Radar imagery of a mountain-size asteroid that approached Earth this week revealed the tiny world has its own moon.
Scientists know many asteroids have their own natural satellites, and one of the reasons observers were anxious to glimpse asteroid 2004 BL86 as it passed near Earth was to see if the rock has a companion.
The object’s closest approach to Earth on Monday was at a distance of about 745,000 miles (1.2 million kilometers) — about three times the distance of the moon.

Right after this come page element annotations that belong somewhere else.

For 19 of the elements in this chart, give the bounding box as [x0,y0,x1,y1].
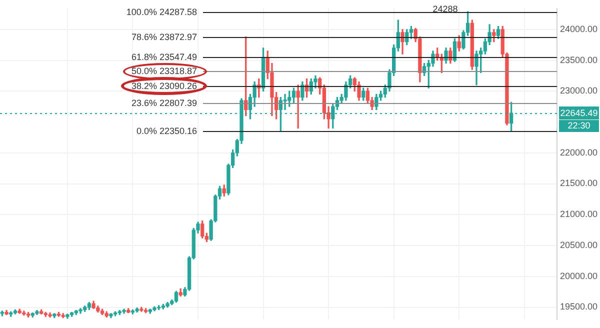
y-tick-label: 21000.00 [560,209,598,220]
ref-line-label: 38.2% 23090.26 [131,80,197,91]
ref-line-label: 78.6% 23872.97 [131,32,197,42]
ref-line-label: 50.0% 23318.87 [131,66,197,76]
ref-line-label: 61.8% 23547.49 [131,52,197,62]
text: 22:30 [568,120,590,131]
ref-line-label: 0.0% 22350.16 [136,126,197,136]
ref-line-label: 23.6% 22807.39 [131,98,197,108]
y-tick-label: 23500.00 [560,54,598,65]
y-tick-label: 22000.00 [560,147,598,158]
y-tick-label: 19500.00 [560,302,598,312]
y-tick-label: 21500.00 [560,178,598,188]
annotation: 24288 [432,4,458,14]
y-tick-label: 20000.00 [560,270,598,281]
y-tick-label: 20500.00 [560,240,598,250]
y-tick-label: 23000.00 [560,86,598,96]
ref-line-label: 100.0% 24287.58 [126,6,197,17]
y-tick-label: 24000.00 [560,24,598,34]
ref-line-label: 22645.49 [560,108,598,118]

Radar images acquired by NASA’s Deep Space Network and the National Radar Astronomy Observatory’s Green Bank Telescope show asteroid 2004 BL86 is about 1,100 feet (325 meters) across, and its moon has a diameter of of approximately 230 feet (70 meters). NASA says about 16 percent of near-Earth objects like 2004 BL86 have at least one satellite orbiting it.
Astronomers discovered the asteroid in 2004, and Monday’s flyby was predicted years in advance.
“The trajectory of asteroid 2004 BL86 is well understood,” NASA’s Jet Propulsion Laboratory said in a press release. “Monday’s flyby was the closest approach the asteroid will make to Earth for at least the next two centuries. It is also the closest a known asteroid this size will come to Earth until asteroid 1999 AN10 flies past our planet in 2027.”
Scientists used radar imaging to determine the size, shape, rotation and surface characteristics of the asteroid. The best radar imagery has a resolution of about 13 feet (4 meters) per pixel, officials said.
Another team of observers looked at the object’s composition, and a spectral analysis showed it has a similar make-up as asteroid Vesta, a massive body orbiting between Mars and Jupiter that was visited by NASA’s Dawn spacecraft in 2011 and 2012.